The labour market does not exactly sweeten the deal. Statistics Canada reported that youth unemployment, for those aged 15 to 24, was 13.4 per cent in May 2026, still above the pre-pandemic average of 10.8 per cent. For graduates and early-career workers, this means the great Canadian promise can feel like a two-front war: housing costs behaving as if everyone is already rich, and entry-level work behaving as if young people should be grateful to be invited into the economy at all. This is not an especially compelling retention strategy.
The digital nomad version of the story simply makes the contradiction more visible. Remote work did not create Canada’s affordability crisis, but it gave young Canadians a way to respond to it. Once people discovered that the laptop did not know whether it was in Toronto, Montreal, Oaxaca, Lisbon or Lecce, the moral authority of “just stay and struggle” weakened considerably. A country can demand sacrifice from young people when there is a plausible reward at the end. It cannot demand sacrifice forever while treating shelter as a speculative asset, urban land as a museum piece, and thirty-something renters as if they had simply failed to manifest correctly.
There is also a delicious hypocrisy in the way countries discuss mobility. When foreign professionals arrive, they are “talent”. When locals leave, they are “restless”. When a government attracts digital nomads, it is innovation. When its own young people become digital nomads abroad, it is suddenly a worrying symptom of decline. The same person can be marketed as an economic opportunity by one country and mourned as a brain drain by another, which tells us less about the person and more about how nations have started competing for taxpayers with laptops.
Canada should take this seriously not because every young person who leaves is gone forever, and not because every remote worker in a warm country is secretly a policy tragedy. Many will return. Some will not. Some will become part-time Canadians, emotionally attached but fiscally elsewhere, which may be the most modern arrangement imaginable. But a country that cannot offer its younger generations a credible path to housing, family formation, professional progression and basic dignity should not be shocked when they start treating citizenship less like destiny and more like one option in a global menu.
The irony is that Canada still has many of the ingredients young people want: safety, institutions, education, diversity, nature, relative openness and a global reputation that remains enviable even when the domestic mood is less cheerful. This is precisely why the failure is so frustrating. The problem is not that Canada is undesirable. The problem is that desirability without affordability becomes a postcard. Lovely to look at, expensive to inhabit, and ultimately something people send from somewhere else.

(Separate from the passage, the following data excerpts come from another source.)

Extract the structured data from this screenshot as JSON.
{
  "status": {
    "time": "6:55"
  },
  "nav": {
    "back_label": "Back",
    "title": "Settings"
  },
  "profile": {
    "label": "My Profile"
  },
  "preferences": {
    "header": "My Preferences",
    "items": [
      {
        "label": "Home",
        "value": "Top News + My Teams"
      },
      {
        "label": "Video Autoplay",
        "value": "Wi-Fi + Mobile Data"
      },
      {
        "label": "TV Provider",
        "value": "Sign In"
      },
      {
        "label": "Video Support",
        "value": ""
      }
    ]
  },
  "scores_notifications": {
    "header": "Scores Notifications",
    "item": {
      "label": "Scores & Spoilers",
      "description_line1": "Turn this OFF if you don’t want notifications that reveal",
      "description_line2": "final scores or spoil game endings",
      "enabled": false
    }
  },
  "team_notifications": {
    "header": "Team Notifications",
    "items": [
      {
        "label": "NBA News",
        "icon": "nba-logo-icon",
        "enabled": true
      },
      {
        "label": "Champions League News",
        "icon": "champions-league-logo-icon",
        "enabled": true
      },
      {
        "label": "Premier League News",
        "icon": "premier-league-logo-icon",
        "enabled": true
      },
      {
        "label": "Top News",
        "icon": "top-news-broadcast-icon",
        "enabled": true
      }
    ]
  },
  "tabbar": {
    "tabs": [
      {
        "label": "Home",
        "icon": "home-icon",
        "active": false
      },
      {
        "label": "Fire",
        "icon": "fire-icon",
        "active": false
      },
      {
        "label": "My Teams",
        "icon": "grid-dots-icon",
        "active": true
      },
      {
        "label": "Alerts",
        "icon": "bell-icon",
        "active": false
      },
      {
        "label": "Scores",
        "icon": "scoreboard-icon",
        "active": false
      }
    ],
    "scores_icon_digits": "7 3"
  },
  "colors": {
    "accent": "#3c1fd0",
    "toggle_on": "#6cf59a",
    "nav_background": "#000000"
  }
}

So yes, young Canadians are leaving. Some are leaving for lower costs, some for better weather, some for career opportunities, some because the emotional arithmetic of staying no longer works. The country can dismiss them as entitled, itinerant, over-caffeinated laptop people if it wants. That would be comforting, and also wrong. They are not fleeing responsibility. Many are fleeing a system in which responsibility no longer buys the life it once promised.
Canada built a country young people cannot afford, then acted surprised when they left. But there is nothing surprising about it. When a generation is priced out of the national dream, sooner or later it stops dreaming nationally.